Zbliżała się godz. 17. Trudno się jednak było domyślić, że za kilka chwil, podczas walnego, ma się rozpocząć debata o przyszłości Polaru. Zgromadzeni mieli znaleźć sposób, jak wybrnąć z bardzo trudnej sytuacji finansowej, w jakiej się znalazł klub. Po budynku klubowym kręciło się kilkadziesiąt osób z 225 członków stowarzyszenia. Rozmawiano o ostatnich wynikach piłkarzy. Także o niedawnych derbach. - Śląsk był na dopingu i dlatego z nami wygrali - rzucił ktoś.

O godzinie 17 z braku kworum przesunięto zebranie o 15 minut. Po upływie tego czasu decyzje podjęte na walnym według prawa są wiążące niezależnie od tego, ile osób w nim weźmie udział.

Czy Uwe wie?

W sumie klubie pojawiło się 49 osób, w tym piłkarze. Tomasz Szypuła, który kilka tygodni temu zawiesił swój udział w pracach zarządu, a jedynie mu doradzał, nie krył zaskoczenia tak małą frekwencją. Ze względu na sprawy służbowe i wyjazd do Warszawy nieobecny był prezes Polaru Bogdan Ludkowski. List w jego imieniu odczytał właśnie Szypuła. Później przedstawiono sprawozdania z ostatniego roku działalności klubu. Z raportu wynikało, że dług z 1,5 mln zł zmniejszono do 1 mln. Ale jak podkreślano, kosztowało to dużo wyrzeczeń i dalej klub nie może funkcjonować na dzisiejszych zasadach. Dług nie jednak był powodem irytacji działaczy, wzburzyła ich dopiero informacja, że Polar ma też wierzycieli. Na sali zawrzało. - Jak to jest, że rok temu także podawaliście, że Lech Poznań jest winny pieniądze, i teraz dalej jest winny. Nie potraficie tego załatwić. To samo ze Śląskiem - dopytywano.

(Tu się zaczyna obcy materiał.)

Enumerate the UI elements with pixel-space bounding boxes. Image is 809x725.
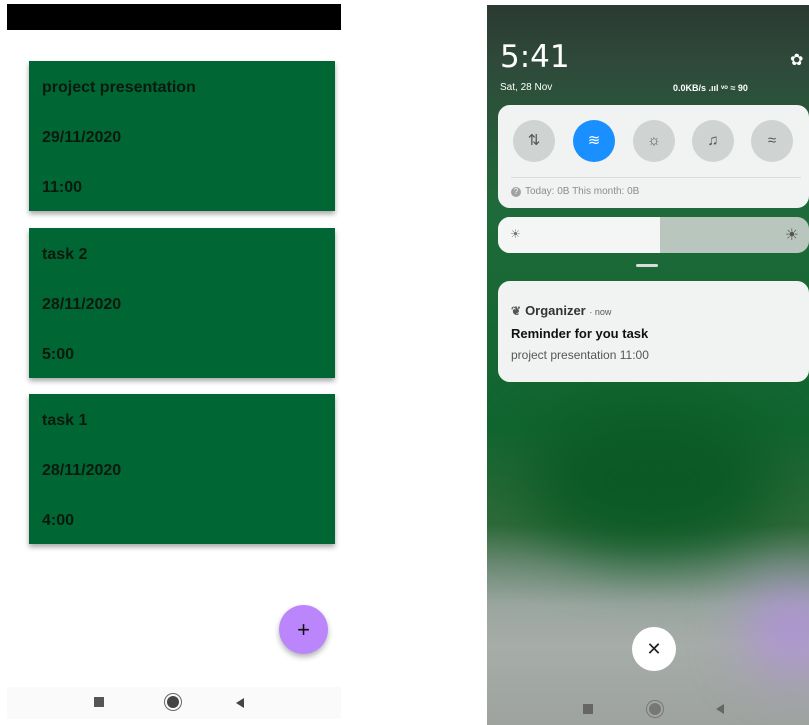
background-blur: [527, 405, 777, 555]
info-icon: ?: [511, 187, 521, 197]
drag-handle[interactable]: [636, 264, 658, 267]
task-date: 28/11/2020: [42, 296, 122, 313]
task-card[interactable]: task 2 28/11/2020 5:00: [29, 228, 335, 378]
navigation-bar: [7, 687, 341, 719]
wifi-icon[interactable]: ≋: [573, 120, 615, 162]
task-title: task 2: [42, 246, 88, 263]
app-screen: project presentation 29/11/2020 11:00 ta…: [7, 4, 341, 719]
task-time: 4:00: [42, 512, 75, 529]
brightness-fill: [498, 217, 660, 253]
task-time: 5:00: [42, 346, 75, 363]
gear-icon[interactable]: ✿: [790, 50, 803, 70]
leaf-icon: ❦: [511, 304, 522, 318]
navigation-bar: [487, 688, 809, 725]
add-task-button[interactable]: +: [279, 605, 328, 654]
task-time: 11:00: [42, 179, 83, 196]
hotspot-icon[interactable]: ≈: [751, 120, 793, 162]
task-title: task 1: [42, 412, 88, 429]
home-icon[interactable]: [167, 696, 179, 708]
divider: [511, 177, 801, 178]
app-name: Organizer: [525, 303, 586, 318]
back-icon[interactable]: [716, 704, 724, 714]
notification-header: ❦ Organizer · now: [511, 303, 611, 318]
task-card[interactable]: project presentation 29/11/2020 11:00: [29, 61, 335, 211]
data-usage-row: ? Today: 0B This month: 0B: [511, 186, 639, 197]
brightness-high-icon: ☀: [784, 227, 799, 244]
recents-icon[interactable]: [583, 704, 593, 714]
clock: 5:41: [500, 39, 570, 75]
mobile-data-icon[interactable]: ⇅: [513, 120, 555, 162]
home-icon[interactable]: [649, 703, 661, 715]
task-date: 28/11/2020: [42, 462, 122, 479]
task-title: project presentation: [42, 79, 196, 96]
notification-shade: 5:41 ✿ Sat, 28 Nov 0.0KB/s .ııl ᵛᵒ ≈ 90 …: [487, 5, 809, 725]
notification-time: · now: [589, 307, 612, 317]
status-bar: [7, 4, 341, 30]
background-blur: [752, 590, 809, 670]
brightness-slider[interactable]: ☀ ☀: [498, 217, 809, 253]
task-date: 29/11/2020: [42, 129, 122, 146]
task-card[interactable]: task 1 28/11/2020 4:00: [29, 394, 335, 544]
recents-icon[interactable]: [94, 697, 104, 707]
quick-settings-panel: ⇅ ≋ ☼ ♫ ≈ ? Today: 0B This month: 0B: [498, 105, 809, 208]
clear-notifications-button[interactable]: ✕: [632, 627, 676, 671]
notification-body: project presentation 11:00: [511, 348, 649, 362]
status-icons: 0.0KB/s .ııl ᵛᵒ ≈ 90: [673, 83, 748, 93]
notification-title: Reminder for you task: [511, 326, 649, 341]
bell-icon[interactable]: ♫: [692, 120, 734, 162]
back-icon[interactable]: [236, 698, 244, 708]
data-usage-text: Today: 0B This month: 0B: [525, 186, 640, 197]
brightness-low-icon: ☀: [510, 227, 521, 241]
notification-card[interactable]: ❦ Organizer · now Reminder for you task p…: [498, 281, 809, 382]
date: Sat, 28 Nov: [500, 82, 553, 93]
flashlight-icon[interactable]: ☼: [633, 120, 675, 162]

Lech Poznań wciąż winien jest Polarowi za transfer Zbigniewa Wójcika 200 tysięcy złotych, Śląsk zaś za Ireneusza Gortowskiego - 165 tysięcy.

- W kraju są dwie kancelarie, które zajmują się ściąganiem tego typu długów. Jedną z nich wynajęliśmy, ma ściągnąć pieniądze - wyjaśniał wiceprezes Alfred Gerste. - Pewnie za połowę tego, co ściągną - krzyczał wzburzony pan Robert, który aż kipiał ze złości. - Zapewniam, że nie za połowę - odparł Gerste.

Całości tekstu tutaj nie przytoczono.